The main weaknesses of our study included failure to provide complete ideal randomization, due to the retrospective nature of our study, and the fact that the socioeconomic levels of the patients may have influenced the timing and method of treatment. However, we think that these weaknesses, which may affect our results, are minimized by including a sufficient number of cases and by applying broad exclusion criteria for the study. We did not obtain significant differences between the groups according to demographic and clinical characteristics of patients. The indications for treatment and follow-up were utilized by the same experts for 4 years, the same application criteria and doses were used and the FA and OCT used for follow-ups were performed by the same team with the same devices. These other factors increase the strength of our study.
Duration of ME might be a possible risk factor that can be taken into account meaningfully when deciding on a course of treatment. However duration of ME is part of a patient’s history-dependent data and obtaining reliable and definite data may be influenced by the socioeconomic levels of the patients. Thus, we did not obtain data regarding the exact duration of ME in each patient. We excluded the patients with chronic ME of ≥6 months duration by checking their recordings and history instead.

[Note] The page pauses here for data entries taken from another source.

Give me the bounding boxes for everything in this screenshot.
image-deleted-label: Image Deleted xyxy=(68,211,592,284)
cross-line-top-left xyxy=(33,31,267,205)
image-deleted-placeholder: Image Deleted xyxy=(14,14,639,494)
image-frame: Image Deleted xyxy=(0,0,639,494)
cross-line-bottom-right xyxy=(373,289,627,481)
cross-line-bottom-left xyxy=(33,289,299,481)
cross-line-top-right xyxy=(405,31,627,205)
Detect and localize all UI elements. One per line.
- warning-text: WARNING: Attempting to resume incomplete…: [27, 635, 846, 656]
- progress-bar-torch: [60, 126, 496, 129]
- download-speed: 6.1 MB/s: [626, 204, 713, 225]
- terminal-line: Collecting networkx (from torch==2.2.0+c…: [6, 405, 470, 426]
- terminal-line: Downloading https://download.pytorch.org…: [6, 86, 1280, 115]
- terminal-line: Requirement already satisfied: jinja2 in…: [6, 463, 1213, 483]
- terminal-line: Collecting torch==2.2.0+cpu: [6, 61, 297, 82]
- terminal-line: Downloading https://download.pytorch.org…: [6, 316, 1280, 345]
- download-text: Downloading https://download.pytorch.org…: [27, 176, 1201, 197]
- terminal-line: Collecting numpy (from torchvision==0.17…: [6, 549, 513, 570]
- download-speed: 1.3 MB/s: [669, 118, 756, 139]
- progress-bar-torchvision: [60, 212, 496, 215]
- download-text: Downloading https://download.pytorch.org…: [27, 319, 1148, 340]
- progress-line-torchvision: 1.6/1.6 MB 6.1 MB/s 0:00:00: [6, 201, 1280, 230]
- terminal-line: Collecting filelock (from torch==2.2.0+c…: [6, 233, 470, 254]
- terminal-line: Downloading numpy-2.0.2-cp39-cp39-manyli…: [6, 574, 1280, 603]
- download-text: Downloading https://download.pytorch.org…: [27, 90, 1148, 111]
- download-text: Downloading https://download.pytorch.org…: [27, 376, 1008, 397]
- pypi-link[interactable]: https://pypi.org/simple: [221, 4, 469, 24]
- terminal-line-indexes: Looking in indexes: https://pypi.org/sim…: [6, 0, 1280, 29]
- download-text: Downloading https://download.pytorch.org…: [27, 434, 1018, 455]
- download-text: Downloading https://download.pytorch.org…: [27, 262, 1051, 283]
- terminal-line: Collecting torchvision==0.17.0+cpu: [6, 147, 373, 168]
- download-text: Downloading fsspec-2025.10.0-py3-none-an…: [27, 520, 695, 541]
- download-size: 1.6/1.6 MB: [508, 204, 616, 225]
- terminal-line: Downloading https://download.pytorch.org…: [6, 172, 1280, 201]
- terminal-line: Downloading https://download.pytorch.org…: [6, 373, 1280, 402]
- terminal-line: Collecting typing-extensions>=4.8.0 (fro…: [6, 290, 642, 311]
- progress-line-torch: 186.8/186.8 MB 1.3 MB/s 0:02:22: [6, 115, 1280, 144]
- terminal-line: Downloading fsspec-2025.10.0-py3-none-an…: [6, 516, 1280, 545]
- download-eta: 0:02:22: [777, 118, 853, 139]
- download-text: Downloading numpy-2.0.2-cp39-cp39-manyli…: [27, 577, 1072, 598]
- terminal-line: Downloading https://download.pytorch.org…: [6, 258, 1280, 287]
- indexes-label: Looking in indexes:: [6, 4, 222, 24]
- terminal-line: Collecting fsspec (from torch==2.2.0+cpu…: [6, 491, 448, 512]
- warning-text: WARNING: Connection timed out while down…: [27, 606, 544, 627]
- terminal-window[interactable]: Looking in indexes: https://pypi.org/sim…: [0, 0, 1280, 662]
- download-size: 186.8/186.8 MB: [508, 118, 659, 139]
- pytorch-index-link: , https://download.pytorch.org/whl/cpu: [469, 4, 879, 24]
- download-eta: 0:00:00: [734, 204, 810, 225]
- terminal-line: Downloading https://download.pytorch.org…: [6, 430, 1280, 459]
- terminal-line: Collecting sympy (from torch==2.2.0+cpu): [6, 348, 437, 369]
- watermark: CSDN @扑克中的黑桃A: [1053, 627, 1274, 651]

Another weakness in our study design is the fact that a time domain OCT unit was used. The main limitations of time domain OCT include slow acquisition speed and lower resolution. Spectral domain OCT machines provide better images but they take a longer time to obtain useful data. A recent study by Hatef et al23 showed that both stratus OCT and spectral domain OCT demonstrated high intraclass repeatability. The main advantage of spectral domain OCT over the stratus OCT was found to be in its ability to obtain images with more detail and detect small changes in the normal anatomy of the retina.23 It was stated that stratus OCT can obtain reliable and useful clinical data about the progression and regression of the ME. Using the same device with the same mode for all patients at all visits was the main advantage for overcoming this possible weakness in our study.
IVTA was more effective than IVB in the early period, but no significant difference between groups was found at the final visit. IVTA induced significant retinal thinning compared to IVB in ischemic BRVO in the first 3 months. Higher IOP levels and cataract development have to be seriously considered in IVTA injections in BRVO. RCRTing and LogOCTc are important parameters used to monitor the response to treatment in BRVO. Because of the similar levels of significance, RCRT and LogOCTc can be used interchangeably. Other treatment modalities like ranibizumab or combination of IVTA and IVB should also be considered in the treatment of BRVO-related ME.
The authors report no conflicts of interest in this work. No financial support was received for this submission.